His father's wife had never been kindly disposed toward him, had in fact injured him in every way she could. Determined that her daughters should know nothing of their father's illegitimate family, she had never permitted him even to meet his half-sisters. They had been led to believe that Fernando Monsalvat was a distant relative. The letter itself remained unanswered; but its recipient sent back a fifty peso bill. Money meant nothing to Monsalvat and, always slow to perceive bad intentions in others, he did not catch the offensive tone of the reply. On the contrary, he acknowledged the remittance in cordial fashion, and felt quite happy about having received it. He purchased a few articles of clothing, paid his rent, and rewarded Moreno for his services. During the next month he lived on the good will of Moreno's wife, who let him stay on without paying, telling the landlord that the room occupied by her protégé was without a tenant. She also saw to it that he had something to eat, giving him whatever was left over from her own table; and that was little enough.
Meanwhile he wrote articles and sent them out to newspapers and periodicals. He was convinced that he now had something to say, and decided henceforth to give his energies to writing. One review accepted an article, sending him thirty pesos, which he at once handed over to his protectress.
Two months passed, two strange months during which he lived indoors, entirely shut up within himself, far from everyone and everything. Often he spent the day in bed, talking only to Moreno, who frequently came to provide him with conversation. More than once the man recalled Irene's tragic story; but Monsalvat listened to it with interest every time, stirred by the curious spectacle of this father, who in telling of his daughter's sufferings, lost something of his absurdity; and not unmindful of the part he himself had played in the girl's unhappy life.
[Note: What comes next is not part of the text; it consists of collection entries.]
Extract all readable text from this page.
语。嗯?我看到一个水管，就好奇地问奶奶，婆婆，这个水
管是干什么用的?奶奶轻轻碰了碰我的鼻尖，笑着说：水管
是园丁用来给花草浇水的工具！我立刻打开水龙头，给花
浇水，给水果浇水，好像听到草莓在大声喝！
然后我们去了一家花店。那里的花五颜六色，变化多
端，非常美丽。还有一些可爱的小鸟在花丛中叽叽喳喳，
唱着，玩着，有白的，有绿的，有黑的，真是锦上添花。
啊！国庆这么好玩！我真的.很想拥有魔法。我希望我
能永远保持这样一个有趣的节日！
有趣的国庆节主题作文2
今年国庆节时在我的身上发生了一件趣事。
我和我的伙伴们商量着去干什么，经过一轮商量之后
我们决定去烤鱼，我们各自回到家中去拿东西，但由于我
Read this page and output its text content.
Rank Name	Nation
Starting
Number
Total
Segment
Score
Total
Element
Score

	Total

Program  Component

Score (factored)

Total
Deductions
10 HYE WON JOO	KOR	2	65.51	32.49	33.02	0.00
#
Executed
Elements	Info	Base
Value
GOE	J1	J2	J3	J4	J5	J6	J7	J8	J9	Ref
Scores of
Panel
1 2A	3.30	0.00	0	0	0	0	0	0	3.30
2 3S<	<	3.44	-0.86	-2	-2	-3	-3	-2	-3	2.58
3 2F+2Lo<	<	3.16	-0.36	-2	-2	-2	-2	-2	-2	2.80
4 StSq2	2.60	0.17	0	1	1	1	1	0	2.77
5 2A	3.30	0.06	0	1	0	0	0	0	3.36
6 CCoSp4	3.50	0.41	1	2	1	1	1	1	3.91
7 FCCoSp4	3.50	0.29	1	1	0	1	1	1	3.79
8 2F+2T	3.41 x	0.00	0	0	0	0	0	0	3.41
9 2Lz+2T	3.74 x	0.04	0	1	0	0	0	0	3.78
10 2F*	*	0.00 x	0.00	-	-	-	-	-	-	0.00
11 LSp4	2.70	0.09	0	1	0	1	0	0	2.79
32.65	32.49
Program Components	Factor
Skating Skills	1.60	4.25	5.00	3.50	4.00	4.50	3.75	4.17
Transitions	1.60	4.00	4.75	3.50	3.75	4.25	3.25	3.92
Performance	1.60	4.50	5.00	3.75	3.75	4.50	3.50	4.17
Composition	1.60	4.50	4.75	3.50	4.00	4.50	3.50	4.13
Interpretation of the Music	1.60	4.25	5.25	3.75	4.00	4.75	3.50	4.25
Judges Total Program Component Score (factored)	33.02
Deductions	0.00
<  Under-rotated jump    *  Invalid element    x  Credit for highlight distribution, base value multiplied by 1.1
According to Moreno, Irene had fallen in love with someone who could not share her passion; as a result she had for several weeks been crazed with grief. At the slightest provocation she would fly into a rage, threaten her mother, insult Moreno, attack the children. Then a suitor presented himself, a young man who worked in a barber-shop near by. He was an ugly, dark-skinned, almost grotesque fellow; but Irene accepted him, no one knew why, for plainly she cared nothing for him. However, someone in the neighborhood told her that her betrothed had a mistress. As a matter of fact he had put an end to these relations; but Irene, humiliated, hurt and angered by the deception, went out of her head, called a man in from the street, told him what had happened, and offered herself to him. Her suitor heard gossip of the incident, rushed to Irene's room, and tried to shoot her. He missed his aim, was arrested, tried, and imprisoned. Then Irene ran away. All that Moreno could discover about her after that was that every week she visited the fellow at the prison. How she made a living, he did not know.
"She's lost, doctor, lost!" Moreno would sob. "The flower of the family! So good, and such a worker—as pretty as they make them! And to think that I am the guilty one, I, most contemptible of drunkards! There you see the consequences of vice—for my poor little girl is the child of alcohol! That's why she turned out as she did—my fault!"
And he covered his unwashed face with his two hands, and occupied Monsalvat's only chair while the latter dressed.
One day Monsalvat decided to go out. He had just put on a summer overcoat—directly over his shirt, for his jacket and waistcoat he had pawned—when Moreno's wife came in to announce some ladies who were asking to see him. He looked sternly at the woman. He was sure she had reported the sad case of "the poor fellow starving on the top floor" to some charitable society! He went out to the patio resolved to pay no attention to the ladies.
Noisy outcries were coming from one of the rooms—a woman's voice cursing these charity visitors who had refused her any help, because she had a child and wasn't married, and screaming denunciations of charity organizations in general and of the poor wretches who toadied to these fine ladies so as to get money out of them. The visitors seemed neither angered nor intimidated. Evidently they were accustomed to such scenes.
"Is what that woman says true?" asked Monsalvat.